When the Japan–Korea Treaty of 1910 was signed, Kwon Jung Hyun was conferred the rank of First Class Viscount on October 16 and was listed among the Korean nobility. During the period of Japanese rule, he served as an advisor to the Central House of the Governor-General of Korea and an advisor to the Korean History Compilation Committee. In 1912, he received the Korea Annexation Commemorative Medal and was promoted to Senior Fifth Rank .

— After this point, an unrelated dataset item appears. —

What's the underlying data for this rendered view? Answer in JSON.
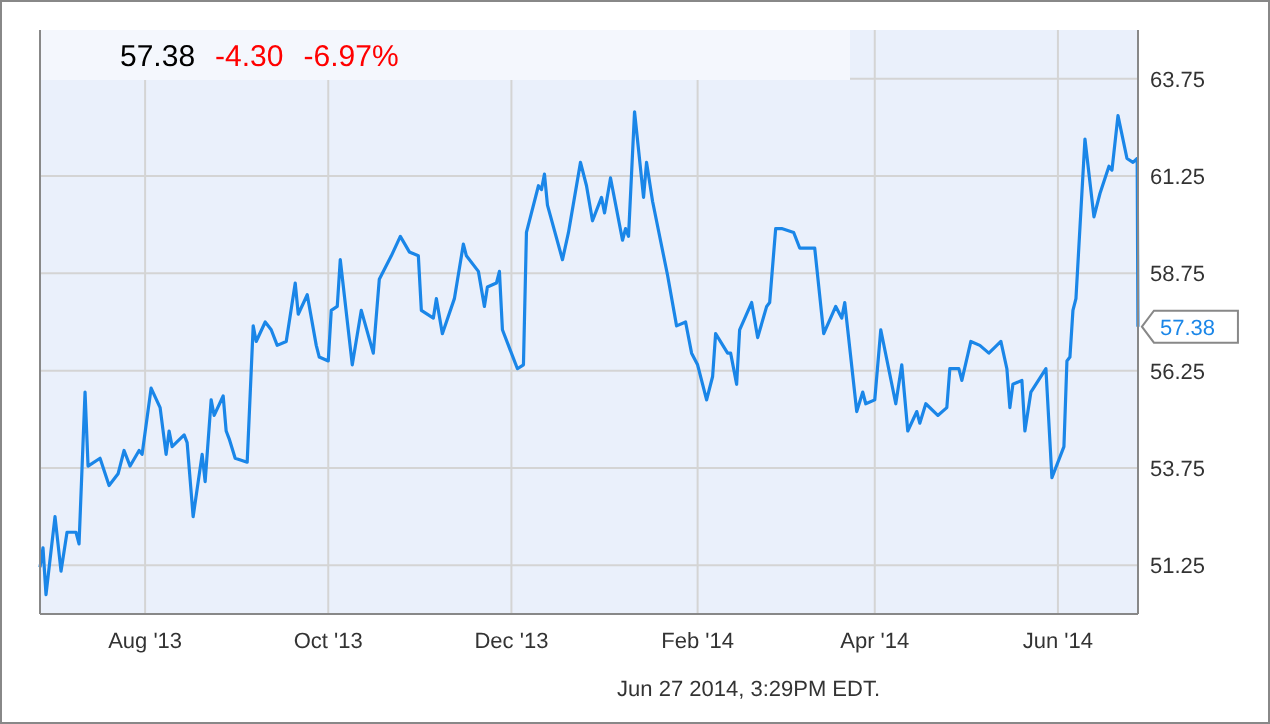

In 1919, he submitted his resignation and resigned as an advisor to the Central House, but after that he requested the governor-general of Korea, Makoto Saitō, to return, and in 1925 he was appointed as an advisor to the Korean History Compilation Committee. He was reinstated as an advisor to the Central House during the period of Governor-General Hanzō Yamanashi.

==Legacy==
Gwon's legacy remains heavily controversial among the Korean populace as he was known as a collaborator with the Japanese forces. He was listed in the Korean History Compilation Committee's List of 708 Pro-Japanese Collaborators along with the other four Five Eulsa Traitors in 2002. He was also listed in the List of Pro-Japanese Groups by the Institute for Ethnic Issues in 2008 and in the List of 106 Pro-Japanese National Acts by the Pro-Japanese and Anti-National Behavior Truth Correction Committee. In 2007, the Investigative Commission on Pro-Japanese Collaborators' Property seized his property along with the property of his adopted son, Gwon Tae-hwan. In a survey conducted on the lineage of nobility in 1960, his grandson was working at an Antique Art Association.